The fight over Edgardo Mortara is heating up again 144 years after Vatican police abducted the 6-year-old Jewish boy from his family’s home in Bologna. At that time, the dispute was about who should raise the child, his parents or the Catholic Church. Today, it’s a legal battle over who should tell the story.
David Kertzer, author of "The Kidnapping of Edgardo Mortara" (Knopf, 1997), says he has taken "legal action" against those behind the film "Edgardo Mortara." The movie reportedly is set to start shooting this fall in Italy, with Anthony Hopkins as Pope Pius IX. Rob Eshman, the editor of the Jewish Journal of Greater Los Angeles, wrote the screenplay.
Eshman declined to talk about the film project or legal matter. But he did tell The Jewish Week that he first read about Edgardo Mortara in a 1994 Jerusalem Post article and conducted his own research into the case. Kertzer would not discuss the details of the legal action, but said, "Part of my interest is just having more people read the book." He has agreed to let Pulitzer Prize winner Alfred Uhry write "Edgardo Mine," a stage play that opens at the Hartford Stage in October with Brian Murray as the Pope.

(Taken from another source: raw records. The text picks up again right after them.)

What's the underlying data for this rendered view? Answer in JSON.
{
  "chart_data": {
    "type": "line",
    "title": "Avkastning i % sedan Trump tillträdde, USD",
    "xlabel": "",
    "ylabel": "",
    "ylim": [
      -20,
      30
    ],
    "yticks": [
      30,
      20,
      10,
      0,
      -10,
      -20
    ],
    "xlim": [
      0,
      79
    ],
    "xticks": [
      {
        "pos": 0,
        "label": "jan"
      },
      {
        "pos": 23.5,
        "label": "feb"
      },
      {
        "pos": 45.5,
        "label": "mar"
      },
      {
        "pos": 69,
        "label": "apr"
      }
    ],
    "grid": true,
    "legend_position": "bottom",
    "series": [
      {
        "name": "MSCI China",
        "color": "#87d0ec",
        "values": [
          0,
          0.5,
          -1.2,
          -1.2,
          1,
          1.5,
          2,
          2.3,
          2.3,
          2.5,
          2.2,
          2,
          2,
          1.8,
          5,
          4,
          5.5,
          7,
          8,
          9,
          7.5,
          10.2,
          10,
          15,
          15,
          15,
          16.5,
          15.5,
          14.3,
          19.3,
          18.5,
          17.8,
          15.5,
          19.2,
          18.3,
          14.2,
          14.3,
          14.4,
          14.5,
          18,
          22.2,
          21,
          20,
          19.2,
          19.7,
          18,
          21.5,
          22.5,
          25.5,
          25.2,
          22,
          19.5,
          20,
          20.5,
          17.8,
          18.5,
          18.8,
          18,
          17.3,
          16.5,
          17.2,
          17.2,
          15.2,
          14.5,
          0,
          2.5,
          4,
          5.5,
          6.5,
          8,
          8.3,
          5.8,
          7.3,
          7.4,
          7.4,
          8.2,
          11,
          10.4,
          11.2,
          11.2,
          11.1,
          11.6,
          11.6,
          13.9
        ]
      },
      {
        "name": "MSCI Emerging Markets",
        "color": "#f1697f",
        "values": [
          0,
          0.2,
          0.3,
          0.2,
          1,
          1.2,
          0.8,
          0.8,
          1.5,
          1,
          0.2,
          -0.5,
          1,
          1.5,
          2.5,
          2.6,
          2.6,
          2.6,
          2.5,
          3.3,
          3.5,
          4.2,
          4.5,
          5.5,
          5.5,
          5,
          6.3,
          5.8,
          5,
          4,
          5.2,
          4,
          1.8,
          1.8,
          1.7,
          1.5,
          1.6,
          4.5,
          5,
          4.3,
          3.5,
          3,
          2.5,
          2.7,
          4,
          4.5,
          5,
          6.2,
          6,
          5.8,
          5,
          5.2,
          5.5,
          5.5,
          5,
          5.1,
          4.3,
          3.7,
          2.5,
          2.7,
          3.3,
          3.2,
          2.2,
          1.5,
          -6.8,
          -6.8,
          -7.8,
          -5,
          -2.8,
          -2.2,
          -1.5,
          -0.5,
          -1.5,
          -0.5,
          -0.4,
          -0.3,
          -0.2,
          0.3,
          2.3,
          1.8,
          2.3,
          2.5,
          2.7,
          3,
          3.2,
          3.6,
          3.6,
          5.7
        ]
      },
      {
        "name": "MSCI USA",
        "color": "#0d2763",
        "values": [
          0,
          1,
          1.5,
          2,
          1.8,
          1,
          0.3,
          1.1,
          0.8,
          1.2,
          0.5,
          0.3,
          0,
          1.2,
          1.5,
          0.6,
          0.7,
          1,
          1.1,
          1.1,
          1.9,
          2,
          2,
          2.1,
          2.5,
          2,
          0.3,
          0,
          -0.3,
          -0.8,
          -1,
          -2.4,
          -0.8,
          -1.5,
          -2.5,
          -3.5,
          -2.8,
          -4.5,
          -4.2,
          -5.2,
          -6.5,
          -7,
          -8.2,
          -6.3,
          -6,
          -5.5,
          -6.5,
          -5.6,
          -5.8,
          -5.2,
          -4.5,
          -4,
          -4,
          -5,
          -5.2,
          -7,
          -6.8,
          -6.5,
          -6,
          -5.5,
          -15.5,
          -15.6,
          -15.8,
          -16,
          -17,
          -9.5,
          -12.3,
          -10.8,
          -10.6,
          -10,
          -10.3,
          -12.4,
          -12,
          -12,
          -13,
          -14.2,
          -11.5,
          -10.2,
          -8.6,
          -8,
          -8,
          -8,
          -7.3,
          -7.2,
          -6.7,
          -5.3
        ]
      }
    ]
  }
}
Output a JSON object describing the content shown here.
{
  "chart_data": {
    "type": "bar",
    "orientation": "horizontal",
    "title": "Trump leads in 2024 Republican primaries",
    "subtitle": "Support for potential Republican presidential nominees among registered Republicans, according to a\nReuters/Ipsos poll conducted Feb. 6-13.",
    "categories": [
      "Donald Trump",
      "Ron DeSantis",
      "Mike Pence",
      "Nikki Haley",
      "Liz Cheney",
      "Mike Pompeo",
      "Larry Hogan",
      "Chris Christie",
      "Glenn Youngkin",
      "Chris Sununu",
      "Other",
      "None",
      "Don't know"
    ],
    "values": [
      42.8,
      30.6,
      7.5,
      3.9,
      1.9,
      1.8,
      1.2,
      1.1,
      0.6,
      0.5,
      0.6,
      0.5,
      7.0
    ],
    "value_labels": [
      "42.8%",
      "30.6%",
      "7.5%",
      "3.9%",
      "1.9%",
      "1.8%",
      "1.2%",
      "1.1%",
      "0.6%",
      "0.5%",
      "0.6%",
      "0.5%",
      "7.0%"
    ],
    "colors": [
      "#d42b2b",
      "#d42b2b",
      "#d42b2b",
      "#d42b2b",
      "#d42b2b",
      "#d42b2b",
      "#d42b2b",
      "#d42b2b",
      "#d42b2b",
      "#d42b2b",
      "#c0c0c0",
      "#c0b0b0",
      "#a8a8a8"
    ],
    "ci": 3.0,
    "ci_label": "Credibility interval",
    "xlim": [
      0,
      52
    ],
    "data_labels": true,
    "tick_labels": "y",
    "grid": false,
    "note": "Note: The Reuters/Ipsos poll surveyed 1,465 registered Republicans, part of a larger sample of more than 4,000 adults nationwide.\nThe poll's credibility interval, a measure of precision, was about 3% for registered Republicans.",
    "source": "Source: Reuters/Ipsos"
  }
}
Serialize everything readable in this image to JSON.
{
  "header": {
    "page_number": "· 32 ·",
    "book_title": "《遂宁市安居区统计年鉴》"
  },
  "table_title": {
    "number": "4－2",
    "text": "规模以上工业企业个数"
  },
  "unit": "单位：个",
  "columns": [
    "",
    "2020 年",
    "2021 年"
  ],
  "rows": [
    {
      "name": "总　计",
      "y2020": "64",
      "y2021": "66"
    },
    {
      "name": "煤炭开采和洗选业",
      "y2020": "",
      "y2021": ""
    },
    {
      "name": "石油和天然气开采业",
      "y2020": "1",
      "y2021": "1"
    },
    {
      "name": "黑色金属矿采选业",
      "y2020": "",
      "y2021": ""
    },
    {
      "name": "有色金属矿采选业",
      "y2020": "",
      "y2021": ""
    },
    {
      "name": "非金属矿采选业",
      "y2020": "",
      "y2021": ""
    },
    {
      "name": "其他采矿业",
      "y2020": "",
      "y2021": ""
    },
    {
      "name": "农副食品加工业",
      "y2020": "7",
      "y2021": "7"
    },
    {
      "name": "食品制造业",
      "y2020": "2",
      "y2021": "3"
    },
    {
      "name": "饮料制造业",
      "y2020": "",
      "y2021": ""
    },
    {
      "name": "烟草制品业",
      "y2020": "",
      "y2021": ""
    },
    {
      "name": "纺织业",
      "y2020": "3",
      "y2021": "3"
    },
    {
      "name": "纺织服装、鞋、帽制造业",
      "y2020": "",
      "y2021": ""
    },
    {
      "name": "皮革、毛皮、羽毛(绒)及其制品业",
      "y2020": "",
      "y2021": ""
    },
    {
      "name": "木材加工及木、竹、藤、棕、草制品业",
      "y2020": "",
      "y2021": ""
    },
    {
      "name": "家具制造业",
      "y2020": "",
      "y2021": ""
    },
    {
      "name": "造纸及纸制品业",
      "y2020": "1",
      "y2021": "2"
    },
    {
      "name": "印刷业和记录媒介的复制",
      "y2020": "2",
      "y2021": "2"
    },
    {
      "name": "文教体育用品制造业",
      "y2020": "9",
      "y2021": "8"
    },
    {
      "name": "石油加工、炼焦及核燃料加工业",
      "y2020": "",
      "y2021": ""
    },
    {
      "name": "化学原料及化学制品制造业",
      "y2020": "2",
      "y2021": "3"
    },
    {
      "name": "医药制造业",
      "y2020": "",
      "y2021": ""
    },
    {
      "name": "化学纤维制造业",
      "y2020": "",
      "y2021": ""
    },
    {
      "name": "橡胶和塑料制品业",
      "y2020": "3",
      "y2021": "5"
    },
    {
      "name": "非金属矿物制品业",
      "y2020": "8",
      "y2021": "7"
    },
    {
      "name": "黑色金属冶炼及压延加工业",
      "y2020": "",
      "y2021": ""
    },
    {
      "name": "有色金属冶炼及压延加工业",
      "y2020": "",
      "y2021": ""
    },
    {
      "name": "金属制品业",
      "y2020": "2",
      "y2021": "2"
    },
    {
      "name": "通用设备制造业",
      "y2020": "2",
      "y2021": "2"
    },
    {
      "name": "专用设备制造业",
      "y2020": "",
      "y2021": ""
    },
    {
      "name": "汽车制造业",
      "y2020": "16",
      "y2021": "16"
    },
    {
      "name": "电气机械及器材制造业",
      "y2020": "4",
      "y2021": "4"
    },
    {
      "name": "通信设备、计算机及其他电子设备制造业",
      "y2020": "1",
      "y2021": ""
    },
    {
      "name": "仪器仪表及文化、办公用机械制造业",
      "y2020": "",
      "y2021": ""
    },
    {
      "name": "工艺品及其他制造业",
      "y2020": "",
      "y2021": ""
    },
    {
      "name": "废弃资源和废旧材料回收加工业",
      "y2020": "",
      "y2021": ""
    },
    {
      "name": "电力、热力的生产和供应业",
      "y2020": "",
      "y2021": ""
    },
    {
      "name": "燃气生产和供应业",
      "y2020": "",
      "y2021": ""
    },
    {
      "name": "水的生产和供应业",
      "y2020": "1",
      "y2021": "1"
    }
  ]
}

Kertzer claims that little was accurately known about the case before his exhaustive research produced the book, a nonfiction finalist for the 1997 National Book Award. "I was the first to get into all the papal archives and state archives in the various parts of Italy and to give a full-scale treatment of the story," said Kertzer, a professor of anthropology and Italian studies at Brown University.
The story is about a Jewish couple, Momolo and Marianna Mortara, whose child was taken by the Vatican in 1858 on the grounds that he had been secretly baptized. The case drew international attention, ultimately crippling papal rule and hastening the birth of a unified Italy. At the center of the controversy stood Pius IX, whose beatification in 2000 set off a firestorm of criticism among Jewish leaders here.
That year, Eshman wrote an editorial in the Jewish Journal commenting on the beatification controversy. At the bottom of the Web page bearing the editorial is an advertisement for Kertzer’s book.